Bu tip toplantılara genelde hâkim olan tüm o şamata içinde, Endonezya’nın Bali adasındaki iklim konferansına katılan delegeler evlerine zafer kazandıklarını ilan ederek döndüler. ABD delegasyonunun yoğun engelleme çabalarına karşın, müzakereciler sera gazı emisyonlarının indirimi için müzakerelere devam etmek üzere yumuşak bir uzlaşıya vardırlar ve metni imzalaması için ABD’yi son dakikada kandırmayı ve sıkıştırmayı başardılar.

Fakat en sonunda, “Bali yol haritası” denen şey, yeni küresel iklim görüşmeleriyle ilgili olarak bundan iki yıl önce Montreal’deki benzer bir toplantıda elde edilen belirsiz takvime yeni pek az şey ekleyebildi (bkz.). Kanada, Japonya ve Rusya’nın desteğiyle ve eski müttefik Avustralya’nın zımni kabulüyle, ABD delegasyonu, dünyanın iklimindeki tersinemez ve feci değişimleri engellemek üzere 2020’ye kadar yüzde 25-40 indirim yapılmasını öngören ezici mutabakatın altındaki tüm referansları (bağlayıcı olmayan bir dipnot dışında) silmeyi başardı.

1997’de Kyoto’da, o zamanki başkan yardımcısı Al Gore, iklim müzakerelerindeki bu tip ilk tıkanmayı aştığı için takdir edilmişti: Delegeler meclisine, eğer hedeflenen indirimler yarıdan fazla azaltılırsa ve bunun uygulaması pazara dayalı bir emisyon ticareti mekanizmasına bağlı olursa ABD’nin zorunlu indirimleri kabul edeceği sözünü vermişti. “Pazarlanabilir kirletme hakları” kavramı ABD’de neredeyse bir on yıldır ortalıktaydı fakat “sınırla-al-sat” sistemi küresel bir ölçekte ilk defa uygulanacaktı. Yaklaşık on yıl sonra sonuç, Britanyalı yazar George Monbiot’un çok yerinde bir ifadeyle “sahte emisyon indirimlerinin bolluk pazarı” olarak adlandırdığı şey olmuştur. Tabi, ABD Kyoto Protokolü’nü hiçbir zaman imzalamadı ve dünyanın geri kalanı, giderek hantallaşan ve etkisizleşen bir karbon ticareti sistemini yönetiyor olmanın sonuçlarına katlanmak zorunda kaldılar.

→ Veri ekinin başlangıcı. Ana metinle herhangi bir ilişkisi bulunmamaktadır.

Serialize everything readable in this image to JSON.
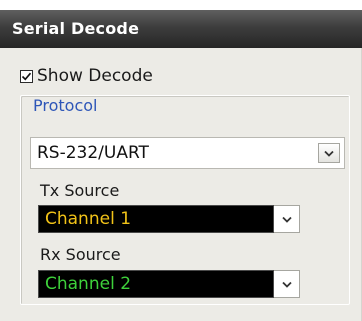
{
  "panel": {
    "title": "Serial Decode"
  },
  "show_decode": {
    "label": "Show Decode",
    "checked": true
  },
  "protocol_group": {
    "label": "Protocol",
    "selected": "RS-232/UART"
  },
  "tx_source": {
    "label": "Tx Source",
    "selected": "Channel 1",
    "color": "#f2c318"
  },
  "rx_source": {
    "label": "Rx Source",
    "selected": "Channel 2",
    "color": "#3ed13b"
  },
  "icons": {
    "dropdown": "chevron-down-icon",
    "checkbox": "checkmark-icon"
  }
}
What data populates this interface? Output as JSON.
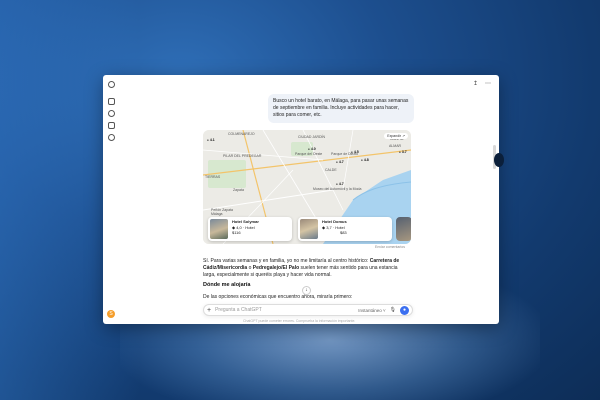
{
  "window": {
    "top_actions": [
      {
        "icon": "share-icon",
        "glyph": "↥"
      },
      {
        "icon": "more-icon",
        "glyph": "⋯"
      }
    ]
  },
  "sidebar": {
    "icons": [
      "openai-logo-icon",
      "new-chat-icon",
      "search-icon",
      "images-icon",
      "explore-icon"
    ],
    "avatar_initial": "S"
  },
  "conversation": {
    "user_message": "Busco un hotel barato, en Málaga, para pasar unas semanas de septiembre en familia. Incluye actividades para hacer, sitios para comer, etc.",
    "map": {
      "expand_label": "Expandir ↗",
      "area_labels": [
        "COLMENAREJO",
        "PILAR DEL PREDEGAR",
        "TIERRAS",
        "Zapata",
        "CIUDAD JARDÍN",
        "CALDE",
        "ALMAR",
        "CALETA"
      ],
      "pois": [
        {
          "label": "4.1"
        },
        {
          "label": "4.0"
        },
        {
          "label": "4.5"
        },
        {
          "label": "4.7"
        },
        {
          "label": "3.7"
        },
        {
          "label": "4.8"
        },
        {
          "label": "4.7"
        }
      ],
      "place_labels": [
        "Parque del Oeste",
        "Museo del Automóvil y la Moda",
        "Parque de Diezto",
        "Peñón Zapata Málaga"
      ],
      "hotels": [
        {
          "name": "Hotel Solymar",
          "rating": "4,0 · Hotel",
          "price": "$116"
        },
        {
          "name": "Hotel Domus",
          "rating": "3,7 · Hotel",
          "price": "$83"
        }
      ],
      "caption": "Enviar comentarios"
    },
    "answer_intro_parts": [
      "Sí. Para varias semanas y en familia, yo no me limitaría al centro histórico: ",
      "Carretera de Cádiz/Misericordia",
      " o ",
      "Pedregalejo/El Palo",
      " suelen tener más sentido para una estancia larga, especialmente si queréis playa y hacer vida normal."
    ],
    "section_title": "Dónde me alojaría",
    "section_text": "De las opciones económicas que encuentro ahora, miraría primero:"
  },
  "composer": {
    "placeholder": "Pregunta a ChatGPT",
    "model_label": "Instantáneo ˅",
    "scroll_down_glyph": "↓"
  },
  "footnote": "ChatGPT puede cometer errores. Comprueba la información importante."
}
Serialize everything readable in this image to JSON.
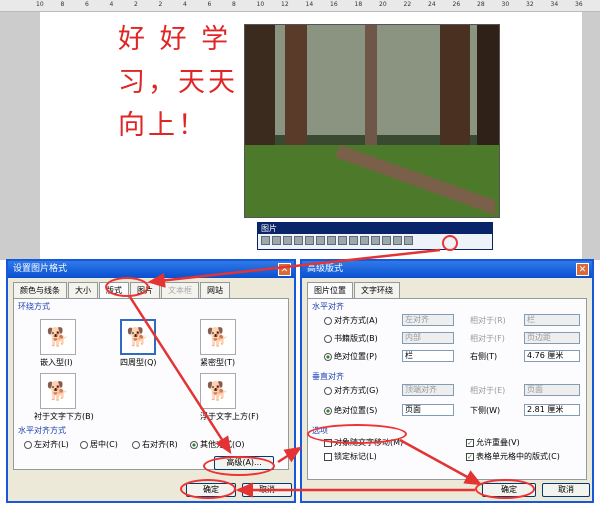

Küresel iklim bozukluğuna karşı verilen temel resmi yanıtın dar bir bakışla, büyük ölçüde karbon ticaretine ve telafilere odaklanmış olduğu dikkate alındığında, bir katılımcının ifadesiyle Bali’nin “dünyanın, gökyüzünün ve yoksul haklarının pazarlandığı büyük bir alışveriş hovardalığına” benzemesi şaşırtıcı değildir. Tüm karbon tacirleri, teknoloji geliştirenler ve ulusal hükümetler, mallarını binlerce delegeye ve STK temsilcilerine sergilemek üzere oradaydılar. Pek çok uluslararası organizasyon Bali’yi, küresel ısınmanın çeşitli veçheleri hakkındaki son araştırmalarını piyasaya sürecekleri bir fırsat olarak değerlendirdiler. Bunların arasında Global Forest Coalition tarafından yayınlanan, tarımsal ürünler, otlar ve ağaçlardan “biyoyakıt” üretilmesi yönündeki mevcut küresel baskıların dünya ormanları üzerindeki etkilerine değinen yeni ve önemli bir rapor da vardı.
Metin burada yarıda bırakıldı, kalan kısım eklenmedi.